🥾

# Bootstrapping for A/B testing

Category
Statistics
Published on
May 1, 2023
📖  Table of content

# Introduction

When running an experiment, sometimes the randomisation unit is different from the analysis unit. In this case, the assumption of independence between each observation may not hold anymore.

Since the independent and identically distributed (i.i.d.) assumption is violated, it is therefore impossible to run a standard test on raw data.
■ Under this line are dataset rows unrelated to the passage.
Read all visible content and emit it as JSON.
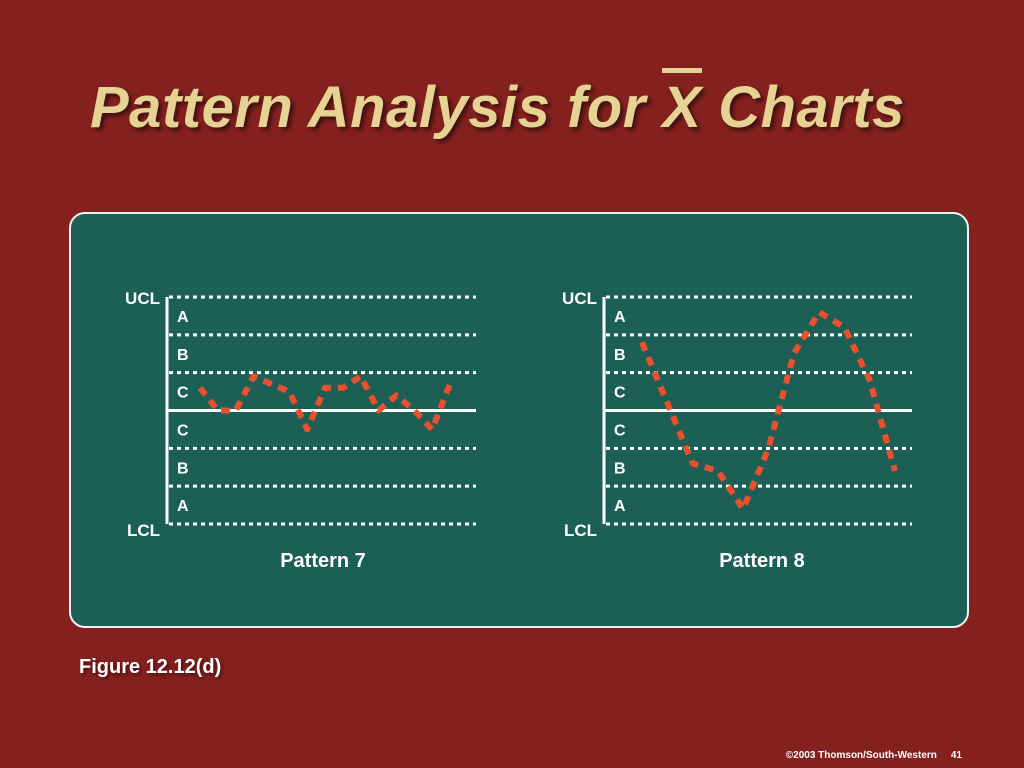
{
  "slide": {
    "title_before": "Pattern Analysis for ",
    "title_x": "X",
    "title_after": " Charts",
    "caption": "Figure 12.12(d)",
    "copyright": "©2003 Thomson/South-Western",
    "page_number": "41"
  },
  "colors": {
    "background": "#84211f",
    "panel": "#1c5f55",
    "title": "#e6d293",
    "series": "#e8502e",
    "grid": "#ffffff"
  },
  "chart_data": [
    {
      "type": "line",
      "title": "Pattern 7",
      "ucl_label": "UCL",
      "lcl_label": "LCL",
      "zone_labels": [
        "A",
        "B",
        "C",
        "C",
        "B",
        "A"
      ],
      "ylim": [
        -3,
        3
      ],
      "x": [
        0,
        1,
        2,
        3,
        4,
        5,
        6,
        7,
        8,
        9,
        10,
        11,
        12,
        13,
        14
      ],
      "values": [
        0.6,
        0.0,
        0.0,
        0.9,
        0.7,
        0.5,
        -0.5,
        0.6,
        0.6,
        0.9,
        0.0,
        0.4,
        0.0,
        -0.5,
        0.7
      ]
    },
    {
      "type": "line",
      "title": "Pattern 8",
      "ucl_label": "UCL",
      "lcl_label": "LCL",
      "zone_labels": [
        "A",
        "B",
        "C",
        "C",
        "B",
        "A"
      ],
      "ylim": [
        -3,
        3
      ],
      "x": [
        0,
        1,
        2,
        3,
        4,
        5,
        6,
        7,
        8,
        9,
        10
      ],
      "values": [
        1.8,
        0.2,
        -1.4,
        -1.6,
        -2.6,
        -1.0,
        1.5,
        2.6,
        2.2,
        0.8,
        -1.6
      ]
    }
  ]
}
Several options are possible. One is to estimate the true variance with the Delta method, explained in a previous post:

🔼
Delta Method for A/B testing

Another option is to perform bootstrapping, which we discuss in this article.

# Python implementation

1. As experiment data, we have a DataFrame of users that were randomly assigned to the Control or Target group. We recorded their sessions in the app, and the number of sessions that generated a conversion.
2. The table contains one row per `user`, with their `group`, total number of `sessions`, total number of `conversions`, and `conversion_rate` calculated as conversions over sessions:

``````| group   | user_id          | sessions | conversions | conversion_rate |
|:--------|:-----------------|---------:|------------:|----------------:|
| Control | b0cc6b25669f1cfb |      150 |          62 |        0.413333 |
| Target  | 1cc2f0c081cff495 |       20 |          11 |        0.550000 |
| Control | 0dfa929aa7cea87a |       31 |           6 |        0.193548 |
| Target  | 0dfa929aa7cea87a |       39 |           9 |        0.230769 |
| Control | e1916d7a661d210f |        3 |           2 |        0.666667 |``````

We check summary statistics, with the conversion rate of each group:
``````# Summary stats
df_summary = (
df
.assign(conversion_rate=lambda x: (x['conversions']/x['sessions']))
.groupby(['group'])
.agg({'user_id': 'count', 'sessions': 'sum', 'conversions': 'sum'})
.assign(conversion_rate=lambda x: x['conversions']/x['sessions'])
)
df_summary``````
 group users sessions conversions conversion_rate Control 488 37689 7662 0.2032 Target 493 45106 8134 0.1803

3. Define a function to calculate the statistic that we’re interested in, i.e. the difference in conversion rates between groups.
4. Note: another possible option would be to look at the difference in average (unweighted) users conversion rates between groups.

``````# Function to get the statistic
def calculate_statistic(data):
conv_rates = (
data
.groupby('group')
.agg({'conversions': 'sum', 'sessions': 'sum'})
.assign(conv_rate=lambda x: x['conversions']/x['sessions'])
['conv_rate']
)
return conv_rates['Target'] - conv_rates['Control']``````

5. Calculate the statistic for the observed data, not yet resampled. In this example, there is a -2.29% difference in the Target group vs Control, as seen from the summary stats in step 1.
6. ``````# Actual observed difference
observed_statistic = calculate_statistic(df)
observed_statistic``````
``-0.0229``

7. Perform bootstrapping by resampling the data with replacement within each group. In this example we sample 200 times, and select all users with replacement every time (actually 99% because of a bug in pandas).
8. For each sample, the statistic of difference in conversion rates between groups is returned and appended to an array.

``````# Boostrap n times over all users, with replacement
n_bootstrap = 200
bootstrap_statistics = []

for i in range(n_bootstrap):
df_boot = (
df
.reset_index()
.groupby('group')
.apply(lambda x: x.sample(frac=.99, replace=True))
.reset_index(drop=True)
)
bootstrap_statistics.append(calculate_statistic(df_boot))

bootstrap_statistics = np.array(bootstrap_statistics)``````

9. Finally, compute the p-value as the share of bootstrap samples where the absolute difference (because we’re running a two-tailed test) in conversion rates is greater than the global observed difference.
10. This is the very definition of p-value: if we sampled the data repeatedly, how often would we get a more extreme value than the observed difference?

``````# Calculate p-value
p_value = (np.abs(bootstrap_statistics) >= np.abs(observed_statistic)).sum() / n_bootstrap
print("p-value: {:.3f}".format(p_value)``````
``p-value: 0.465``

It happens to be non significant, with a p-value close to 0.5.